On the other hand, it's sad to hear anyone has been "stitched up".

Hopefully, all will be well with Hobbgoblin. Hobbgoblin, any news?

spingspong · 22/02/2010 00:43

Don't know if i'm being thick here or have misunderstood - if you turn down his agreement and go for the amount your are entitled to from him you can afford to/buy your own car?

spingspong · 22/02/2010 00:43

sorry, should read lease/buy your own car

Lovecat · 22/02/2010 12:35

Please, please don't do this, Hob (I know I'm adding to the chorus a bit late, but still!)

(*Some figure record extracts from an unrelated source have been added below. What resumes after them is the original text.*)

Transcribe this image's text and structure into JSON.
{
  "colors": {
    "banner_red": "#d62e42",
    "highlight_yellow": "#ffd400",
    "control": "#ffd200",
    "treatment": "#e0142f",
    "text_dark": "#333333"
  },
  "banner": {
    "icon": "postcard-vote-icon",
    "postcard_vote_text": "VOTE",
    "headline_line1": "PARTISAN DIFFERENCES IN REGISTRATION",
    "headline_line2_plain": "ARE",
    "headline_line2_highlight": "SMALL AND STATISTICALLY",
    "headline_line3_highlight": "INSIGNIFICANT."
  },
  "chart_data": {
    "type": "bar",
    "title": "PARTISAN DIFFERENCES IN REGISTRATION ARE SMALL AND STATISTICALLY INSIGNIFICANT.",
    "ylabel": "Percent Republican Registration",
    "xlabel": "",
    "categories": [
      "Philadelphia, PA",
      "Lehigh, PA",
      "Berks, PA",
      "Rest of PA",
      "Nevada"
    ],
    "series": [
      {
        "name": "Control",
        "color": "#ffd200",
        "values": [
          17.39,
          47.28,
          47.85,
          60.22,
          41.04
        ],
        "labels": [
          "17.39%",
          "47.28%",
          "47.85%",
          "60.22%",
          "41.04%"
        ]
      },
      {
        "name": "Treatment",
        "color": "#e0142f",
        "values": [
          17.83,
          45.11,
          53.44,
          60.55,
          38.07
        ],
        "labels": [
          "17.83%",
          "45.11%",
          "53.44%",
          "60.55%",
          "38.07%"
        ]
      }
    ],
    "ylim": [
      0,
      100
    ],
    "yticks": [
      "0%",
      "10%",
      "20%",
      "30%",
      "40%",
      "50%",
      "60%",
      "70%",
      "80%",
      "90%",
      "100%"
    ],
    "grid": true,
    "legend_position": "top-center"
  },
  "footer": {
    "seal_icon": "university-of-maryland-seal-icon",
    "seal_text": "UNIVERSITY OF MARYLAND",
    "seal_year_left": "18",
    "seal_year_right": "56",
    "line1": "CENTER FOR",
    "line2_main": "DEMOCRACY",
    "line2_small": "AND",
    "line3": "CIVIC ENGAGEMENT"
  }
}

SIL's exH did this to her and utterly stiffed her six months down the line when he stopped making payments and the car was repossessed. It was through his work/own company too.

She too didn't want to upset the bullying shite and he ended up jacking in his job so he didn't have to pay maintenance to his 3 kids. Thankfully the CSA took a very dim view of his behaviour and came down on him like a ton of bricks over his new cash in hand work (not sure how they found out about it, but they did!), although she has really struggled and he's still a bullying, unreliable shite (and his kids are coming to hate him for it, despite SIL's efforts to the contrary - she's far too nice!).

He's not going to change, you have to think of your own interests rather than about upsetting him, because he's likely to mess you about no matter what.